Now, bump-mapping via a normal map combines the per-pixel lighting model described above, with surface normal perturbations supplied by a texture, in order to simulate the lighting interactions on a bumpy surface. A normal map is simply a RGB texture that encodes a new set of normals in a texture for the pixel shader to use in it's lighting calculations. So the vertex shader passes along a 2D texture coordinate set intended for sampling from the normal map texture. The pixel shader reads from the normal map (remember it isn't reading colors, it's reading normals) and uses the results of the read (which returns a normal) for the lighting calculation. The result is a surface that looks like it's composed of thousands, or perhaps millions, of polygons, when in reality it is very, very few. It's a very nice trick. There is a lot more to it, I'd be happy to continue with a more in-depth explanation tomorrow (it isn't as simple as it sounds), but as of now it's 2:14am and I'm exhausted. Hope this was of more help to you.
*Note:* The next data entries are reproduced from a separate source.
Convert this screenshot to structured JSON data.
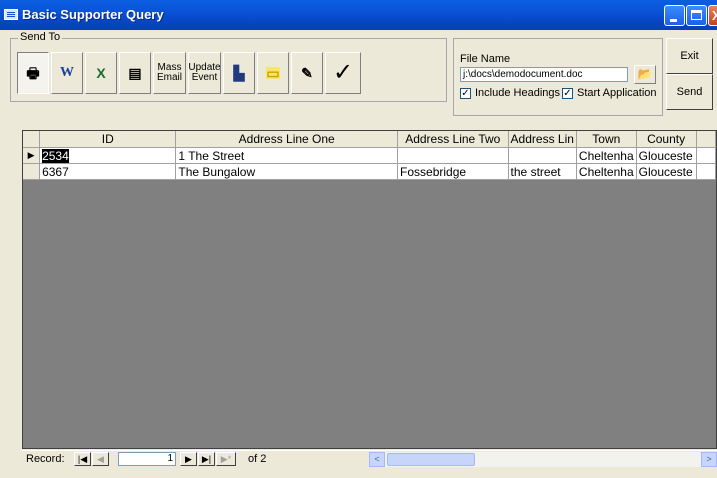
{
  "window": {
    "title": "Basic Supporter Query",
    "minimize_label": "",
    "maximize_label": "",
    "close_label": "X"
  },
  "send_to": {
    "label": "Send To",
    "buttons": [
      {
        "name": "printer",
        "label": "🖶",
        "icon": "printer-icon"
      },
      {
        "name": "word",
        "label": "W",
        "icon": "word-icon"
      },
      {
        "name": "excel",
        "label": "X",
        "icon": "excel-icon"
      },
      {
        "name": "contact-card",
        "label": "▤",
        "icon": "contact-card-icon"
      },
      {
        "name": "mass-email",
        "label": "Mass Email"
      },
      {
        "name": "update-event",
        "label": "Update Event"
      },
      {
        "name": "chart",
        "label": "▙",
        "icon": "chart-icon"
      },
      {
        "name": "label",
        "label": "▭",
        "icon": "label-icon"
      },
      {
        "name": "edit-form",
        "label": "✎",
        "icon": "edit-form-icon"
      },
      {
        "name": "checkmark",
        "label": "✓",
        "icon": "checkmark-icon"
      }
    ]
  },
  "file": {
    "label": "File Name",
    "value": "j:\\docs\\demodocument.doc",
    "include_headings_label": "Include Headings",
    "include_headings_checked": true,
    "start_application_label": "Start Application",
    "start_application_checked": true,
    "folder_icon": "folder-icon"
  },
  "actions": {
    "exit_label": "Exit",
    "send_label": "Send"
  },
  "grid": {
    "columns": [
      "ID",
      "Address Line One",
      "Address Line Two",
      "Address Lin",
      "Town",
      "County"
    ],
    "rows": [
      {
        "selector": "▶",
        "cells": [
          "2534",
          "1 The Street",
          "",
          "",
          "Cheltenha",
          "Glouceste"
        ]
      },
      {
        "selector": "",
        "cells": [
          "6367",
          "The Bungalow",
          "Fossebridge",
          "the street",
          "Cheltenha",
          "Glouceste"
        ]
      }
    ]
  },
  "navigation": {
    "record_label": "Record:",
    "current_record": "1",
    "of_label": "of 2",
    "first_glyph": "|◀",
    "prev_glyph": "◀",
    "next_glyph": "▶",
    "last_glyph": "▶|",
    "new_glyph": "▶*"
  },
  "colors": {
    "titlebar": "#0b52d6",
    "form_bg": "#ece9d8",
    "grid_bg": "#808080"
  }
}
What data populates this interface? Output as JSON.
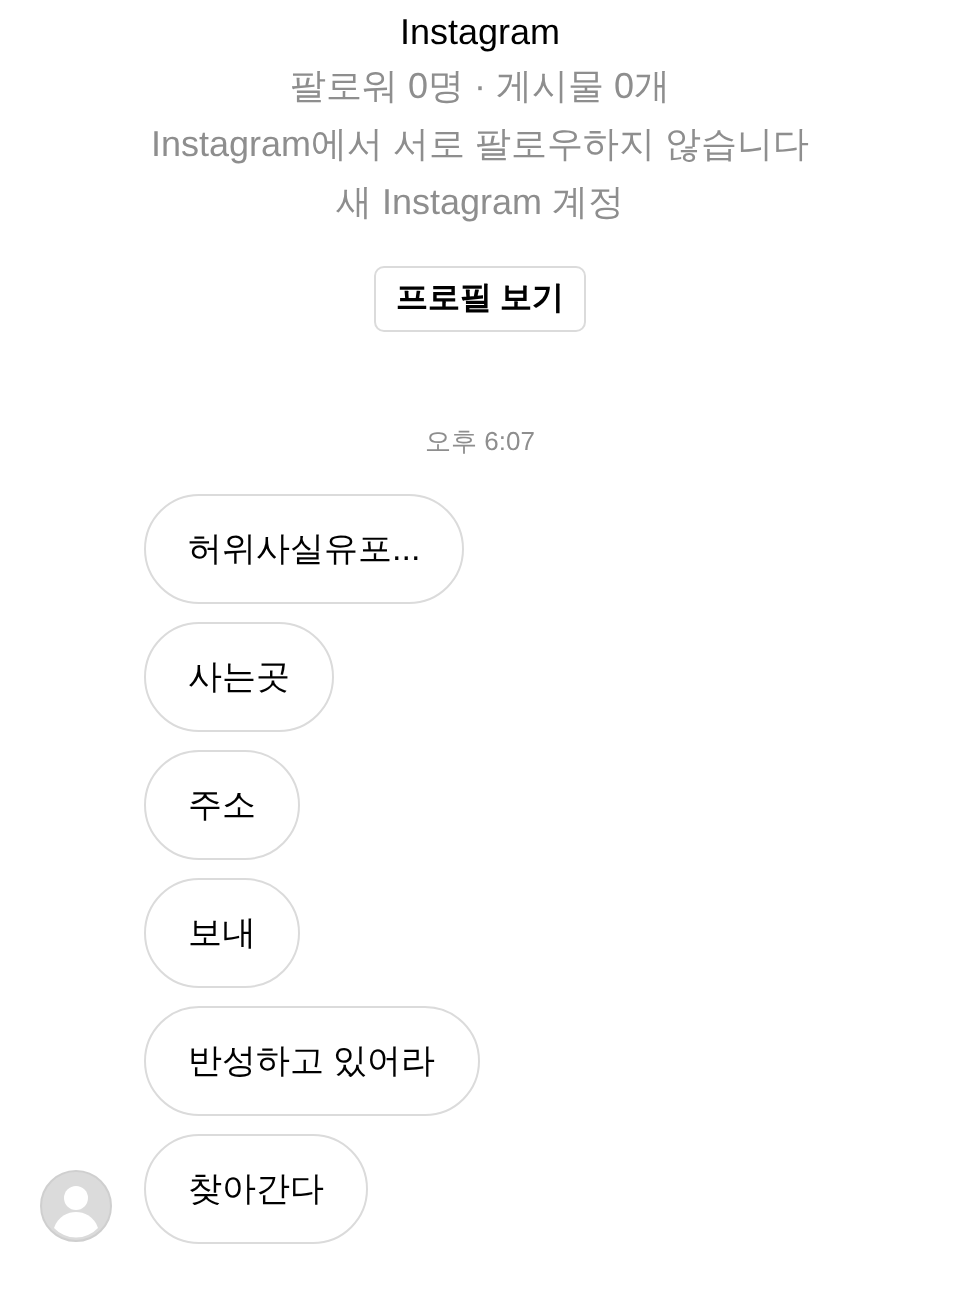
{
  "header": {
    "title": "Instagram",
    "stats": "팔로워 0명 · 게시물 0개",
    "relationship": "Instagram에서 서로 팔로우하지 않습니다",
    "note": "새 Instagram 계정",
    "profile_button": "프로필 보기"
  },
  "timestamp": "오후 6:07",
  "messages": [
    {
      "text": "허위사실유포...",
      "show_avatar": false
    },
    {
      "text": "사는곳",
      "show_avatar": false
    },
    {
      "text": "주소",
      "show_avatar": false
    },
    {
      "text": "보내",
      "show_avatar": false
    },
    {
      "text": "반성하고 있어라",
      "show_avatar": false
    },
    {
      "text": "찾아간다",
      "show_avatar": true
    }
  ]
}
edit: I'm sorry if anything is unclear. I can explain it all with more clarity tomorrow if you like. I tried to fit a lot into one post.

 

[Dux]

Sir! The huge ass post - o - meeter is going of the charts!

Shamefull spam, I'm sorry. But I had to say it.

I just attempted to understand some of that. I think I just died. I hail Q's mightily large brain thats full of brainy goodness.

 

[FragBait0]

That really will help explain some of these things to people.

 

[CyberSh33p]

Sir! The huge ass post - o - meeter is going of the charts!

Shamefull spam, I'm sorry. But I had to say it.

I just attempted to understand some of that. I think I just died. I hail Q's mightily large brain thats full of brainy goodness.

indeed

nice posts though qckbeam, I really feel somehwat enlightened on that now now I can go brag to my friends \o/

 

[OCybrManO]

I'm glad someone was willing to spend that much time writing it all down. I know I didn't want to.

 

[Morlock]

Thanks a lot qckbeam, that was above and beyond the call. I'm not even finished reading it yet, but your post is just what I needed (especially your parenthetical explanation of normals). I'll have to brush up on a few maths concepts to really grok it (college was a long time ago, and even if it wasn't I don't think I've ever known what a dot product is ). Thanks very much.

edit: I nominate this thread for a sticky (and a rename to "graphics for dummies" or somesuch).